Azure Lighthouse in enterprise scenarios

The most common scenario for Azure Lighthouse is a service provider managing resources in its customers’ Azure Active Directory (Azure AD) tenants. However, the capabilities of Azure Lighthouse can also be used to simplify cross-tenant management within an enterprise which uses multiple Azure AD tenants.

Single vs. multiple tenants

For most organizations, management is easier with a single Azure AD tenant. Having all resources within one tenant allows centralization of management tasks by designated users, user groups, or service principals within that tenant. We recommend using one tenant for your organization whenever possible.
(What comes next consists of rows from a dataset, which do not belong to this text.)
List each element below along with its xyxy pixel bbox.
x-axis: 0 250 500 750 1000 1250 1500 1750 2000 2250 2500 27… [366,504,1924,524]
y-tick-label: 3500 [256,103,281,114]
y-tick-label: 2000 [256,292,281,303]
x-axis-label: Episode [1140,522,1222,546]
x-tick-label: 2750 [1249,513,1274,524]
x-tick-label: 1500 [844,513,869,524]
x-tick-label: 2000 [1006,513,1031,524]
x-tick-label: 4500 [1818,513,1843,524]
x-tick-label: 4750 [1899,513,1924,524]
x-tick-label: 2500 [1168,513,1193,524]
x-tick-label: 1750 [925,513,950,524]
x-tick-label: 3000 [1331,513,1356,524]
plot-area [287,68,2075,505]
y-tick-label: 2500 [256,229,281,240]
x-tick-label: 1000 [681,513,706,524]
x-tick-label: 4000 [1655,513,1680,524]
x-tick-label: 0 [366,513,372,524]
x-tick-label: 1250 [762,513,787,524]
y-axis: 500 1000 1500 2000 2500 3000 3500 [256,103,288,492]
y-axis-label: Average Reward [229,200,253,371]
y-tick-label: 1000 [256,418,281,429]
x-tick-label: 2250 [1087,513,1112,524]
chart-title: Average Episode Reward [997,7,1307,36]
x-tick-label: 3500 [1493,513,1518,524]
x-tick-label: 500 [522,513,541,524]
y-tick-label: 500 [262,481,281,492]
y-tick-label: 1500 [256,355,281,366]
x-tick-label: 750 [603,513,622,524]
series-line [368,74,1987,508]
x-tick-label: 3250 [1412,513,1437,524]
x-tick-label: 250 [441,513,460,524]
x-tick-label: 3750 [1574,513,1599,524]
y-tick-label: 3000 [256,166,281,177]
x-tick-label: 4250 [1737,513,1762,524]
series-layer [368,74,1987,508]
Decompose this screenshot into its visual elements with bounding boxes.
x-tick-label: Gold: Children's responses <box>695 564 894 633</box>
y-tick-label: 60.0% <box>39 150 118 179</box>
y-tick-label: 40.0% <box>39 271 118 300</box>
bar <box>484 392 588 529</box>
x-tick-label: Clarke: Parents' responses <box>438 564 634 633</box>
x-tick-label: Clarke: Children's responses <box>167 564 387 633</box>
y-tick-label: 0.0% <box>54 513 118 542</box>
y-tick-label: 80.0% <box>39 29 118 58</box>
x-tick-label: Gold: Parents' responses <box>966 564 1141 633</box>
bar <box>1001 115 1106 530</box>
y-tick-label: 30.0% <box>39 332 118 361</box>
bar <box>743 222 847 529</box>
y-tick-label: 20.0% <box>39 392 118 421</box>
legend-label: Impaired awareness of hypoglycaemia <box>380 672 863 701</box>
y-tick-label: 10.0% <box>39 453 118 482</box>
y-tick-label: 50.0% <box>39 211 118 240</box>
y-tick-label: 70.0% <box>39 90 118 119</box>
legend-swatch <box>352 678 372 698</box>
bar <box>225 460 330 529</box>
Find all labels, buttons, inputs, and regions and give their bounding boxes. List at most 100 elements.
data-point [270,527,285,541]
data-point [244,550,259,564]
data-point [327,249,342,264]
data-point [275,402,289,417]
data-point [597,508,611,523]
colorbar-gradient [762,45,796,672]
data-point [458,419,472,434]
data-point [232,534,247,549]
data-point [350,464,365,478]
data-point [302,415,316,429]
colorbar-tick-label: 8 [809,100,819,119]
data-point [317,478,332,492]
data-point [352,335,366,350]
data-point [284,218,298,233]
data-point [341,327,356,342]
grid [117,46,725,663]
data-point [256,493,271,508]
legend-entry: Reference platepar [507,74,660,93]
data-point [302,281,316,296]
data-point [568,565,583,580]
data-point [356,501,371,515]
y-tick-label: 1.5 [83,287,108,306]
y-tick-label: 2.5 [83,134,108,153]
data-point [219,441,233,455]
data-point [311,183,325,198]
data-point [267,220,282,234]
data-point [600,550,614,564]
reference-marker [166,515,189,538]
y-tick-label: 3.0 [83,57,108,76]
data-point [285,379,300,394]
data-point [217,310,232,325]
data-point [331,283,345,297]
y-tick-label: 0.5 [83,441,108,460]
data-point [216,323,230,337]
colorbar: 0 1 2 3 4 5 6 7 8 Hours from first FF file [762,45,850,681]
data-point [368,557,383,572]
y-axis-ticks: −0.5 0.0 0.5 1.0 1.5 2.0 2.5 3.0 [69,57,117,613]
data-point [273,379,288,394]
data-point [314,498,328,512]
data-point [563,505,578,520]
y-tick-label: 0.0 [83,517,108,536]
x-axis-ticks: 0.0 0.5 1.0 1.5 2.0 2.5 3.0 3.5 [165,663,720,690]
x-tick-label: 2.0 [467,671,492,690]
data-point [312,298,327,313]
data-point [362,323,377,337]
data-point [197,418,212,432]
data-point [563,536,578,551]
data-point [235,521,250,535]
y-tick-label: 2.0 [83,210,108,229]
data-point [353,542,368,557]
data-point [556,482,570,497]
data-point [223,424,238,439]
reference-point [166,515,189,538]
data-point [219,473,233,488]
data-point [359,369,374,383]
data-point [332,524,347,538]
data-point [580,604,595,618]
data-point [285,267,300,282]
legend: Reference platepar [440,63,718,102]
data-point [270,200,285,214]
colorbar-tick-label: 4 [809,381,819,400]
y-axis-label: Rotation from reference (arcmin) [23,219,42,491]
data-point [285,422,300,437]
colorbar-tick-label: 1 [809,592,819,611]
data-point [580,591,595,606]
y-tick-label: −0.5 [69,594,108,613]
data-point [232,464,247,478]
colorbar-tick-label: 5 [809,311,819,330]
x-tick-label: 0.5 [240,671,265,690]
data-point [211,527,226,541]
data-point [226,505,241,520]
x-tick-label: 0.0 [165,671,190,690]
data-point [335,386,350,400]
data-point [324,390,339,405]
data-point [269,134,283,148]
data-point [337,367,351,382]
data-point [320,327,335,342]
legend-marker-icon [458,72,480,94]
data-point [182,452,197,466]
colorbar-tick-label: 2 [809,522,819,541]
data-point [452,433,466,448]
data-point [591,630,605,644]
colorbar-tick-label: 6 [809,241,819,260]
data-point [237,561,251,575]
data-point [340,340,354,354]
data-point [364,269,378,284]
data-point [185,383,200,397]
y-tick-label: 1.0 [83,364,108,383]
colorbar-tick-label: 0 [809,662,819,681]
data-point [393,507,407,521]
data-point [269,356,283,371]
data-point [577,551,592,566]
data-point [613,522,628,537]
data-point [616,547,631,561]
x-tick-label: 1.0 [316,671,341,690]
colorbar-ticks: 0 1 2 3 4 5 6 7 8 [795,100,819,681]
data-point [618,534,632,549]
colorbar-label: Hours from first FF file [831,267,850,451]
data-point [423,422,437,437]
At the same time, there are situations that may require an organization to maintain multiple Azure AD tenants. In some cases, this may be a temporary situation, as when acquisitions have taken place and a long-term tenant consolidation strategy will take some time to define. An organization may also need to maintain multiple tenants on an ongoing basis (due to wholly independent subsidiaries, geographical or legal requirements, and so on). In cases where a multi-tenant architecture is required, Azure Lighthouse can be used to centralize and streamline management operations. Subscriptions from multiple tenants can be onboarded for Azure delegated resource management, allowing designated users in a managing tenant to perform cross-tenant management functions in a centralized and scalable manner.

Tenant management architecture

When centralizing management operations across multiple tenants, you’ll need to determine which tenant will include the users performing management operations for the other tenants. In other words, you will need to determine which tenant will be the managing tenant for other tenants.

For example, say your organization has a single tenant that we’ll call Tenant A. Your organization then acquires two additional tenants, Tenant B and Tenant C, and you have business reasons that require you to maintain them as separate tenants.

Your organization wants to use the same policy definitions, backup practices, and security processes across all tenants. Since you already have users (including user groups and service principals) that are responsible for performing these tasks within Tenant A, you can onboard all of the subscriptions within Tenant B and Tenant C so that those same users in Tenant A can perform those tasks.

Users in Tenant A managing resources in Tenant B and Tenant C

Security and access considerations

In most enterprise scenarios, you’ll want to delegate a full subscription to Azure Lighthouse, although you can also delegate only specific resource groups within a subscription.

Either way, be sure to follow the principle of least privilege when defining which users will have access to resources. Doing so helps to ensure that users only have the permissions needed to perform the required tasks and reduces the chance of inadvertent errors.

Azure Lighthouse only provides logical links between a managing tenant and managed tenants, rather than physically moving data or resources. Furthermore, the access always goes in only one direction, from the managing tenant to the managed tenants. Users and groups in the managing tenant should continue to use multi-factor authentication when performing management operations on managed tenant resources.

Enterprises with internal or external governance and compliance guardrails can use Azure Activity logs to meet their transparency requirements. When enterprise tenants have established managing and managed tenant relationships, users in each tenant can monitor and gain visibility to actions taken by the users in the other tenant by viewing logged activity.

Onboarding process considerations

Subscriptions (or resource groups within a subscription) can be onboarded to Azure Lighthouse either by deploying Azure Resource Manager templates or through Managed Services offers published to Azure Marketplace, either privately or publicly.

Since enterprise users will normally be able to gain direct access to the enterprise’s tenants, and there’s no need to market or promote a management offering, it’s generally faster and more straightforward to deploy directly with Azure Resource Manager templates. While we refer to service providers and customers in the onboarding guidance, enterprises can use the same processes.

If you prefer, tenants within an enterprise can be onboarded by publishing a Managed Services offer to Azure Marketplace. To ensure that the offer is only available to the appropriate tenants, be sure that your plans are marked as private. With a private plan, you can provide the subscription IDs for each tenant that you plan to onboard, and no one else will be able to get your offer.

Terminology notes

For cross-tenant management within the enterprise, references to service providers in the Azure Lighthouse documentation can be understood to apply to the managing tenant within an enterprise—that is, the tenant that includes the users who will manage resources in other tenants through Azure delegated resource management. Similarly, references to customers can be understood to apply to the tenants that are delegating resources to be managed through users in the managing tenant.

For instance, in the example described above, Tenant A can be thought of as the service provider tenant (the managing tenant) and Tenant B and Tenant C can be thought of as the customer tenants.

In that example, Tenant A users with the appropriate permissions can view and manage delegated resources in the My customers page of the Azure portal. Likewise, Tenant B and Tenant C users with the appropriate permissions can view and manage the resources that have been delegated to Tenant A in the Service providers page of the Azure portal.